Watch CBS News

Suspected Bomb Plot Probe Hit Snag

German authorities had suspicions nearly two months ago about a Turkish man suspected of plotting to bomb U.S. military bases in Germany, but bureaucratic procedures delayed his arrest until last week, a prosecutor said Sunday.

A tip from U.S. security officials about a witness who reported that the suspect had chemicals at home reached German prosecutors in mid-July, but a judge at put off questioning, scheduled for Aug. 13, the woman because the summons couldn't be delivered, said Elke O'Donoghue, a prosecutor in the city of Stuttgart.

When the witness was interviewed later, she said suspect Osman Petmezci "was planning something very soon," O'Donoghue told The Associated Press. Prosecutors got a search warrant on Aug. 30 — six days before Petmezci, 24, and his American fiancee Astrid Eyzaguirre, 23, were arrested Thursday near Heidelberg, home to U.S. Army Europe headquarters in southwestern Germany.

German authorities so far believe the couple was acting alone, despite citing evidence that they admired Osama bin Laden and shared some of his convictions, including a hatred of Jews. Federal prosecutors, who would likely take over from Baden-Wuerttemberg state authorities if a link to a terror network were discovered, were still reviewing the evidence Sunday.

Baden-Wuettemberg state investigators and Heidelberg prosecutors said Sunday that they were focusing on whether the couple acted alone or as part of a group. Federal investigators and U.S. security officials were supporting the probe, a statement Sunday said.

O'Donoghue's account was the most detailed yet of events leading to the arrests in couple's shared apartment in Walldorf, six miles south of Heidelberg. She said the reason for putting off the questioning was that the summons was not delivered on time, and the witness interview was done later by police.

Inside the couple's third-floor apartment, police found 287 pounds of bomb-making chemicals, which investigators said Sunday could have been used to make about 44 pounds of gunpowder, along with five pipe bombs, a book about bomb-making and electronic parts, apparently intended as detonators. Also found were a picture of Osama bin Laden and computer diskettes.

Technical experts were assembling the bomb-making materials to determine how much damage would have been exerted, investigators said Sunday.

Germany's top security official urged calm Sunday, saying there is no evidence that al-Qaida members are in Europe to carry out attacks on the anniversary of Sept. 11.

"Certainly we have to determine in the course of the investigation if the arrested man had links to other people or is part of a group," Interior Minister Otto Schily told Germany's most-read Sunday newspaper, Bild am Sonntag.
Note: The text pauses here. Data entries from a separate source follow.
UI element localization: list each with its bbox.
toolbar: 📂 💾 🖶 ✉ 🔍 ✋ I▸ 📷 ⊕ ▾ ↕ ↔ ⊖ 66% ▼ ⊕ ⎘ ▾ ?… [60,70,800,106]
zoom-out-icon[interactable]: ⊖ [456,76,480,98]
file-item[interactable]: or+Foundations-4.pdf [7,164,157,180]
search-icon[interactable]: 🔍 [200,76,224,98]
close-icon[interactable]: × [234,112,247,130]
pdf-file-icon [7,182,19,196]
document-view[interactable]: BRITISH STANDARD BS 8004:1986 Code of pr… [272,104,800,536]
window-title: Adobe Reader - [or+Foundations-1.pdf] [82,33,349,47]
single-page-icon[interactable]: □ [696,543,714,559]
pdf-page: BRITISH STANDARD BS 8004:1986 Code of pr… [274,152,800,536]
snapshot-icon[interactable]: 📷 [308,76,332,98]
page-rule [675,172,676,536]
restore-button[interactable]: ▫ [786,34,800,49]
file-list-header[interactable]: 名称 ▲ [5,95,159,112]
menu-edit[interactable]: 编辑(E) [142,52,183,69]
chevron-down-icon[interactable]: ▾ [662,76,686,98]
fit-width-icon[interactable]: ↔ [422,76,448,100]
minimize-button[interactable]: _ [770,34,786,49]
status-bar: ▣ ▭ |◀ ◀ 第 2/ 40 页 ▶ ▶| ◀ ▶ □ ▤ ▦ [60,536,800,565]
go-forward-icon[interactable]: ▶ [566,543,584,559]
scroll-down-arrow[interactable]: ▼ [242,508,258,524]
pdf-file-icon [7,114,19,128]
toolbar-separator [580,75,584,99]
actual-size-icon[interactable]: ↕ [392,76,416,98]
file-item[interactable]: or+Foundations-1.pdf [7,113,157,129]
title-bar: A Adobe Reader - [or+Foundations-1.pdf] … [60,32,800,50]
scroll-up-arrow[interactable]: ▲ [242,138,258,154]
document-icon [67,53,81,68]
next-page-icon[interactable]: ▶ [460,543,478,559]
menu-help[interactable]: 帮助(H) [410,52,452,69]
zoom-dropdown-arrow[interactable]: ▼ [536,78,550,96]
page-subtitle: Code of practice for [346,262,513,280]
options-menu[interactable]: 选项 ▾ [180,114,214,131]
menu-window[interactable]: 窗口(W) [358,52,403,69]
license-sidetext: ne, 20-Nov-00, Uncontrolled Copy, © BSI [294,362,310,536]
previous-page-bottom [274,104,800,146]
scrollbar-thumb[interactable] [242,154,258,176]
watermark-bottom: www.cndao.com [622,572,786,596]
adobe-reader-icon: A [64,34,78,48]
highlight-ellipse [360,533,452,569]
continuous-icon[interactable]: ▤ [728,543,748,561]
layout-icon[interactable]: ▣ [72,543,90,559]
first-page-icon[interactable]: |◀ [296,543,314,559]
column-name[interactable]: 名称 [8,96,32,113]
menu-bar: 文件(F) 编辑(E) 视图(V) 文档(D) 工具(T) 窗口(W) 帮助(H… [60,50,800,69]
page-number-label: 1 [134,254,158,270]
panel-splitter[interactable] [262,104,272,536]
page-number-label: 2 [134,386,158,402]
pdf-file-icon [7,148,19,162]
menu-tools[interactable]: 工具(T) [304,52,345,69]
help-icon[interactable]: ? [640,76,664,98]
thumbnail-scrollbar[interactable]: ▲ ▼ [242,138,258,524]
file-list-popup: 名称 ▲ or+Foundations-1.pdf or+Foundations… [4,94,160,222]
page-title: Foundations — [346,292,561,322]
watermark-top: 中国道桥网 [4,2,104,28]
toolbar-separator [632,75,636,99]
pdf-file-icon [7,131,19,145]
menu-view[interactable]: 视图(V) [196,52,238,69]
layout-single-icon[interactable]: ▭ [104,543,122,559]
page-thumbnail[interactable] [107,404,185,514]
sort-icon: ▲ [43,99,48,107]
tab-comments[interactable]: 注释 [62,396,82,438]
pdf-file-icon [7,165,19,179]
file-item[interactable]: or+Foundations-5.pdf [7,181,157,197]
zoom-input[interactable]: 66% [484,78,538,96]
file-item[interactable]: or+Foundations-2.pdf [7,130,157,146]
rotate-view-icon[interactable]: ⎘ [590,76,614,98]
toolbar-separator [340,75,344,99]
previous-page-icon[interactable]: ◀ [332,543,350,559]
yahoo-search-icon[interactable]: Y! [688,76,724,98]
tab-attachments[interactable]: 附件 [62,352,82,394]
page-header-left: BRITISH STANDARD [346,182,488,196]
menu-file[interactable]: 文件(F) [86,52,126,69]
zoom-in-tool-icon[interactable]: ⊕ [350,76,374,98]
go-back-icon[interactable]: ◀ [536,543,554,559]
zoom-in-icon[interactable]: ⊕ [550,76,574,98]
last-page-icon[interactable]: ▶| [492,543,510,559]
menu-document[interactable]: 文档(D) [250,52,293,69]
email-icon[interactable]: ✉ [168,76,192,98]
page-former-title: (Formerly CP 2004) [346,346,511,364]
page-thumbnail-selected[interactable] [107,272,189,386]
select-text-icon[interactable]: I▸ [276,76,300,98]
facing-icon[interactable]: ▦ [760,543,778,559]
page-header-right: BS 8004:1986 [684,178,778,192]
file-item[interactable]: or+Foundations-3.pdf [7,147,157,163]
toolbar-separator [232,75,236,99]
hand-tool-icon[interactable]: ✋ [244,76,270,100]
Even as Bild am Sonntag published a new poll showing that 62 percent of the German public fear a terrorist attack on their soil, it quoted Schily as saying there was no need "to lapse into panic."

He called for increased vigilance around the anniversary of the Sept. 11 attacks, even though there was "no specific evidence" that al-Qaida members were poised for attacks in Germany or elsewhere in Europe, according to the paper.
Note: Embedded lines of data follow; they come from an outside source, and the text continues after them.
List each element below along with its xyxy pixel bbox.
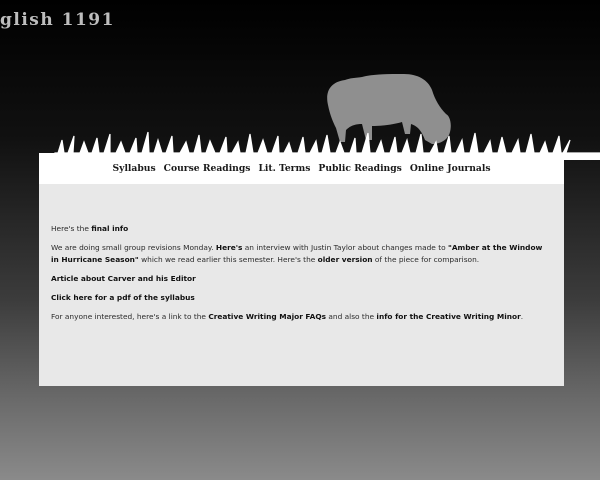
cw-minor-info-link[interactable]: info for the Creative Writing Minor	[376, 312, 520, 321]
nav-course-readings[interactable]: Course Readings	[164, 163, 251, 174]
header-illustration	[54, 74, 600, 160]
syllabus-pdf-paragraph: Click here for a pdf of the syllabus	[51, 292, 552, 304]
nav-public-readings[interactable]: Public Readings	[318, 163, 401, 174]
older-version-link[interactable]: older version	[318, 255, 373, 264]
content-panel: Syllabus Course Readings Lit. Terms Publ…	[39, 153, 564, 386]
nav-online-journals[interactable]: Online Journals	[410, 163, 491, 174]
site-title: glish 1191	[0, 10, 115, 30]
creative-writing-paragraph: For anyone interested, here's a link to …	[51, 311, 552, 323]
text: which we read earlier this semester. Her…	[138, 255, 318, 264]
nav-syllabus[interactable]: Syllabus	[112, 163, 155, 174]
text: We are doing small group revisions Monda…	[51, 243, 216, 252]
cw-major-faq-link[interactable]: Creative Writing Major FAQs	[208, 312, 326, 321]
text: .	[520, 312, 524, 321]
text: Here's the	[51, 224, 92, 233]
final-info-link[interactable]: final info	[91, 224, 128, 233]
final-info-paragraph: Here's the final info	[51, 223, 552, 235]
carver-article-link[interactable]: Article about Carver and his Editor	[51, 274, 196, 283]
text: an interview with Justin Taylor about ch…	[242, 243, 448, 252]
interview-link[interactable]: Here's	[216, 243, 243, 252]
syllabus-pdf-link[interactable]: Click here for a pdf of the syllabus	[51, 293, 195, 302]
nav-lit-terms[interactable]: Lit. Terms	[258, 163, 310, 174]
text: of the piece for comparison.	[372, 255, 480, 264]
text: For anyone interested, here's a link to …	[51, 312, 209, 321]
revisions-paragraph: We are doing small group revisions Monda…	[51, 242, 552, 266]
main-content: Here's the final info We are doing small…	[39, 184, 564, 323]
carver-paragraph: Article about Carver and his Editor	[51, 273, 552, 285]
bison-silhouette	[327, 74, 451, 144]
main-nav: Syllabus Course Readings Lit. Terms Publ…	[39, 153, 564, 184]
text: and also the	[326, 312, 377, 321]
The German weekly Der Spiegel reported over the weekend that a friend of Eyzaguirre's told U.S. military police that the woman had warned her to stay away from the military shopping area for the next few days.

Eyzaguirre worked at the base store, known as a PX, and had access to many facilities at Campbell Barracks, which besides the army headquarters also contains the Army's 5th Corps headquarters and a NATO facility.

Petmezci is believed to have stolen the bomb-making materials at a chemical warehouse where he worked, Schily said. State authorities said he had previous convictions for theft and drug offenses.

Petmezci's father, Mehmet, reportedly was shocked about his son's arrest. "I cannot imagine my son being a terrorist," he was quoted as saying by Bild am Sonntag.

But the paper said he recalled how his son liked to play with fireworks. "Already as a boy, he made his own New Year's firecrackers. He loved it when things went bang," the father was quoted as saying.

No one answered the doorbell at the father's home despite several attempts over the weekend.

Walldorf is a town of 14,000 that houses a large American military community as well as a Turkish mosque and an Islamic center run by Milli Gorus, a group that has been under observation by German intelligence officials. One neighbor, Juergen Meyer, has recalled that Petmezci openly disdained Jews, though he said he thought it was "all nonsense."

Yet there apparently were other signs. An unidentified neighbor told the Sunday newspaper Welt am Sonntag that a few drops of a chemical spattered onto his head from Petmezci's balcony two months ago, sending him screaming with pain into the stairwell. Petmezci apologized, saying he was using paint thinner to remodel the apartment, the paper said.

Officials had no comment Sunday on a German television report that investigators were looking into possible links between the male suspect and an Islamic center in Heidelberg that was previously under investigation for allegedly helping finance the 1998 bombings of two U.S. embassies in Africa.